Social discount rates
Informing decisions in major publicly funded inter-generational projects
“Society as a whole prefers to receive goods and services sooner rather than later.”
For each year expected to pass until the benefits of a project are received, the lower the value placed on it today.
Social discount rates (SDR) are used to calculate how much money should be invested in long-term projects, the benefits of which will be reaped at a much later date.
Our SDR research underpins long-term investment decisions made by public sector bodies worldwide. Its far-ranging applications include the cost-benefit analysis methods prescribed by HM Treasury in its Green Book (2020) and by other national and sub-national agencies.
Public sector cost-benefit analysis
- We provided the discounting recommendations adopted in HM Treasury’s Green Book (2018) and supported its 2020 edition.
- Similar backing was provided to the Netherlands government’s equivalent of the Green Book.
- We have given advice to a range of other bodies including the Home Office, the Department for Transport and the Bill & Melinda Gates Foundation.
- Our work has also been cited in reports by the Organisation for Economic Co-operation and Development (OECD) as well as the US, New Zealand and Rwandan governments.
- We led two Office for National Statistics commissioned projects, including a 2016 valuation of long-lived environmental assets.
Valuing environmental assets
- Our report for the International Seabed Authority offers guidance on discounting contractual payments for the extraction of seabed mineral assets in international waters.

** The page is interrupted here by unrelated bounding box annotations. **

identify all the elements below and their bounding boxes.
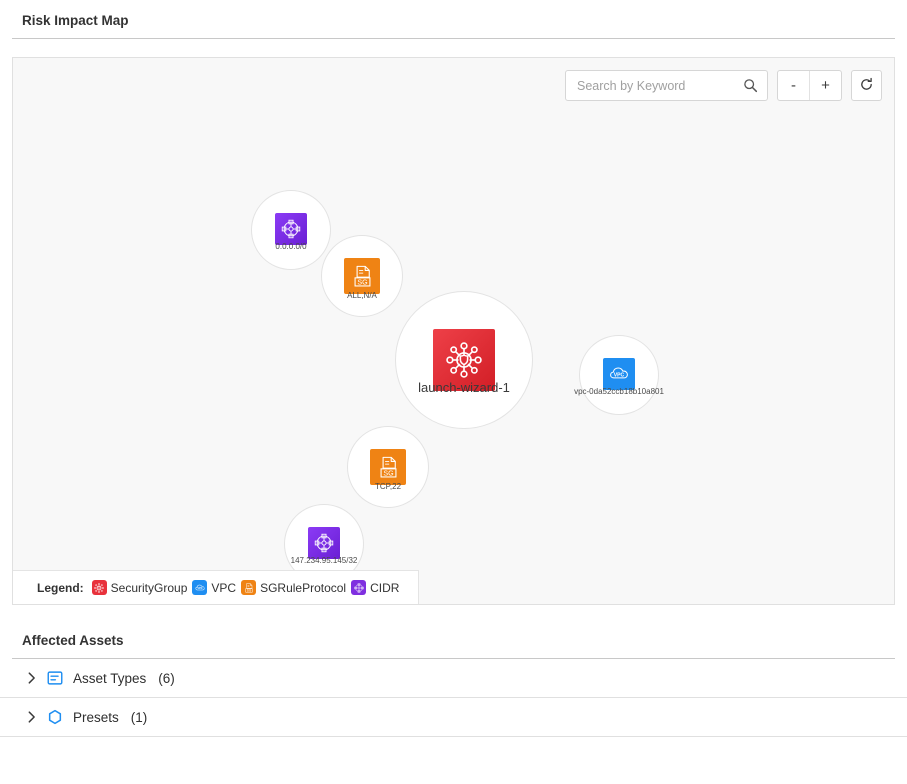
graph-node[interactable]: VPC vpc-0da52ccb18b10a801 [574,335,664,415]
cidr-icon [351,580,367,595]
svg-text:VPC: VPC [614,372,625,378]
legend-item: SG SGRuleProtocol [241,580,346,595]
asset-row-label: Presets [73,709,119,725]
asset-row[interactable]: Asset Types (6) [0,659,907,698]
affected-assets-list: Asset Types (6) Presets (1) [0,659,907,737]
graph-legend: Legend: SecurityGroup VPC VPC [13,570,420,604]
graph-node-label: vpc-0da52ccb18b10a801 [574,387,664,396]
legend-item: SecurityGroup [91,580,188,595]
affected-assets-title: Affected Assets [22,633,124,648]
graph-node[interactable]: launch-wizard-1 [395,291,533,429]
risk-impact-map-title: Risk Impact Map [22,13,129,28]
graph-node-label: TCP,22 [374,482,402,491]
sg-rule-icon: SG [344,258,380,294]
graph-canvas[interactable]: 0.0.0.0/0 SG ALL,N/A laun [13,58,894,604]
graph-node[interactable]: SG ALL,N/A [321,235,403,317]
asset-row-count: (1) [130,709,148,725]
asset-row-count: (6) [158,670,175,686]
asset-row[interactable]: Presets (1) [0,698,907,737]
vpc-cloud-icon: VPC [192,580,208,595]
svg-text:SG: SG [383,469,393,477]
security-group-icon [433,329,495,391]
risk-impact-map-section: Risk Impact Map - + [12,13,895,605]
svg-text:SG: SG [357,278,367,286]
graph-edges [13,58,313,208]
graph-node-label: launch-wizard-1 [418,380,510,395]
vpc-cloud-icon: VPC [603,358,635,390]
sg-rule-icon: SG [370,449,406,485]
section-divider [12,658,895,659]
graph-node-label: 147.234.95.145/32 [290,556,358,565]
legend-item: VPC VPC [192,580,236,595]
zoom-divider [809,71,810,100]
section-divider [12,38,895,39]
graph-node-label: ALL,N/A [347,291,377,300]
asset-row-label: Asset Types [73,670,147,686]
sg-rule-icon: SG [241,580,257,595]
chevron-right-icon[interactable] [26,710,37,724]
asset-types-icon [47,670,63,686]
cidr-icon [308,527,340,559]
graph-node-label: 0.0.0.0/0 [275,242,307,251]
zoom-in-button[interactable]: + [810,71,841,100]
search-box[interactable] [565,70,768,101]
legend-item-label: CIDR [370,580,400,595]
search-input[interactable] [577,78,743,93]
chevron-right-icon[interactable] [26,671,37,685]
svg-text:VPC: VPC [197,586,202,590]
search-icon[interactable] [743,78,758,93]
legend-item-label: SecurityGroup [110,580,188,595]
zoom-button-group: - + [777,70,842,101]
graph-toolbar: - + [565,70,882,101]
security-group-icon [91,580,107,595]
graph-node[interactable]: 0.0.0.0/0 [251,190,331,270]
cidr-icon [275,213,307,245]
affected-assets-section: Affected Assets Asset Types (6) Presets (1) [0,633,907,737]
svg-text:SG: SG [246,588,251,592]
legend-item: CIDR [351,580,399,595]
graph-panel: - + [12,57,895,605]
graph-node[interactable]: SG TCP,22 [347,426,429,508]
presets-hexagon-icon [47,709,63,725]
reset-view-button[interactable] [851,70,882,101]
legend-title: Legend: [37,580,84,595]
zoom-out-button[interactable]: - [778,71,809,100]
legend-item-label: VPC [211,580,237,595]
refresh-icon [859,77,874,95]
legend-item-label: SGRuleProtocol [260,580,347,595]
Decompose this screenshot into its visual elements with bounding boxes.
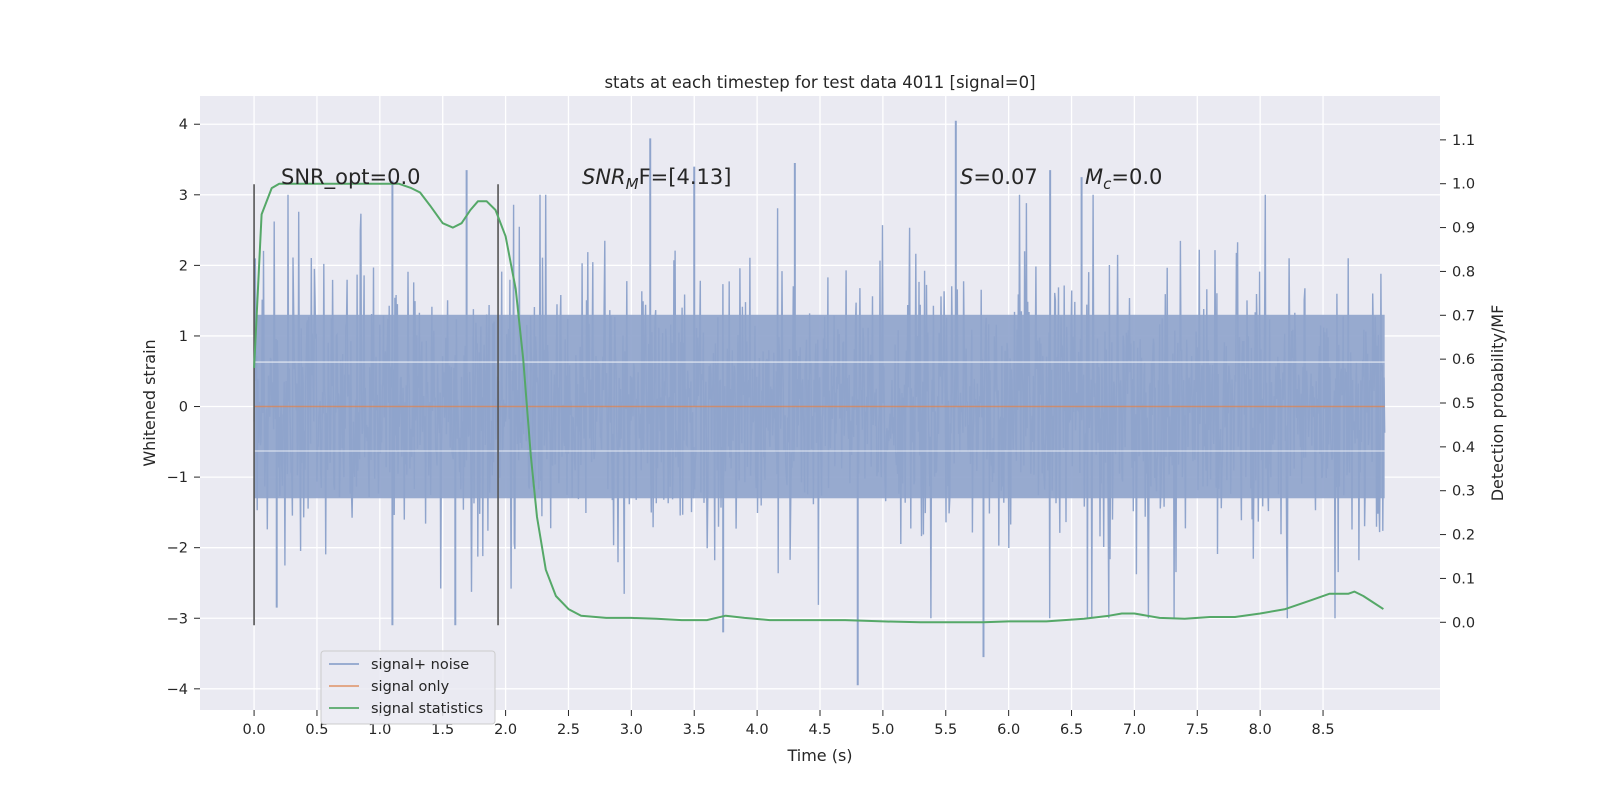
y-left-tick-label: 3 [179, 188, 188, 204]
x-tick-label: 7.0 [1123, 722, 1146, 738]
x-tick-label: 3.5 [683, 722, 706, 738]
x-tick-label: 4.5 [808, 722, 831, 738]
x-axis-label: Time (s) [786, 746, 852, 765]
legend-label-noise: signal+ noise [371, 657, 469, 673]
y-left-tick-label: 2 [179, 258, 188, 274]
x-tick-label: 6.5 [1060, 722, 1083, 738]
annotations: SNR_opt=0.0 SNRMF=[4.13] S=0.07 Mc=0.0 [281, 165, 1162, 193]
chart-title: stats at each timestep for test data 401… [604, 73, 1035, 92]
y-axis-label-right: Detection probability/MF [1488, 305, 1507, 502]
legend-box [320, 650, 496, 725]
y-right-tick-label: 0.5 [1452, 396, 1475, 412]
x-tick-label: 8.0 [1249, 722, 1272, 738]
x-tick-label: 3.0 [620, 722, 643, 738]
series-lines [253, 182, 1385, 626]
y-left-tick-label: −1 [167, 470, 188, 486]
x-tick-label: 4.0 [746, 722, 769, 738]
y-left-tick-label: 0 [179, 400, 188, 416]
x-tick-label: 2.0 [494, 722, 517, 738]
snr-mf-annotation: SNRMF=[4.13] [582, 165, 731, 193]
y-left-tick-label: −4 [167, 682, 188, 698]
x-tick-label: 6.0 [997, 722, 1020, 738]
y-left-tick-label: −2 [167, 541, 188, 557]
x-tick-label: 1.5 [431, 722, 454, 738]
y-right-tick-label: 0.1 [1452, 571, 1475, 587]
y-right-tick-label: 0.9 [1452, 221, 1475, 237]
x-tick-label: 5.0 [871, 722, 894, 738]
x-tick-label: 8.5 [1312, 722, 1335, 738]
x-tick-label: 2.5 [557, 722, 580, 738]
legend-label-signal: signal only [371, 679, 450, 695]
axis-ticks: 0.0 0.5 1.0 1.5 2.0 2.5 3.0 3.5 4.0 4.5 5.0 5.5 6.0 6… [167, 117, 1475, 738]
y-axis-label-left: Whitened strain [140, 339, 159, 466]
y-right-tick-label: 1.1 [1452, 133, 1475, 149]
s-annotation: S=0.07 [960, 165, 1038, 189]
y-right-tick-label: 0.4 [1452, 440, 1475, 456]
y-right-tick-label: 0.7 [1452, 308, 1475, 324]
legend-label-stats: signal statistics [371, 701, 483, 717]
y-right-tick-label: 0.6 [1452, 352, 1475, 368]
y-left-tick-label: 1 [179, 329, 188, 345]
signal-statistics-line [253, 182, 1384, 624]
y-right-tick-label: 0.8 [1452, 264, 1475, 280]
y-right-tick-label: 0.3 [1452, 484, 1475, 500]
snr-opt-annotation: SNR_opt=0.0 [281, 165, 421, 190]
y-right-tick-label: 1.0 [1452, 177, 1475, 193]
x-tick-label: 0.5 [305, 722, 328, 738]
x-tick-label: 1.0 [368, 722, 391, 738]
y-right-tick-label: 0.0 [1452, 615, 1475, 631]
y-left-tick-label: 4 [179, 117, 188, 133]
mc-annotation: Mc=0.0 [1085, 165, 1162, 193]
y-left-tick-label: −3 [167, 611, 188, 627]
legend: signal+ noise signal only signal statist… [320, 650, 496, 725]
x-tick-label: 7.5 [1186, 722, 1209, 738]
y-right-tick-label: 0.2 [1452, 528, 1475, 544]
x-tick-label: 5.5 [934, 722, 957, 738]
x-tick-label: 0.0 [243, 722, 266, 738]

- The New York State government has also adopted the discounting recommendations of Freeman and colleagues in its mandatory guidance to State agencies in calculating the social cost of carbon.
Many challenges we face – including climate change mitigation – have very long-term consequences. The choice of SDR is important and impacts public responses to decisions made.
We have resolved a long-standing inconsistency in the calculation of declining discount rates (DDR – the application of lower discount rates to longer-lived assets) – uniquely applying DDRs in a full cost accounting framework to the valuation of environmental assets.
Professor Freeman’s work is now accepted as the key analysis of expert opinion on intergenerational SDRs.
By describing the range of views held by experts and, crucially, highlighting why they disagree so strongly, he has provided a framework for reconciling differences in opinion and reaching consensus SDRs so that projects can be valued.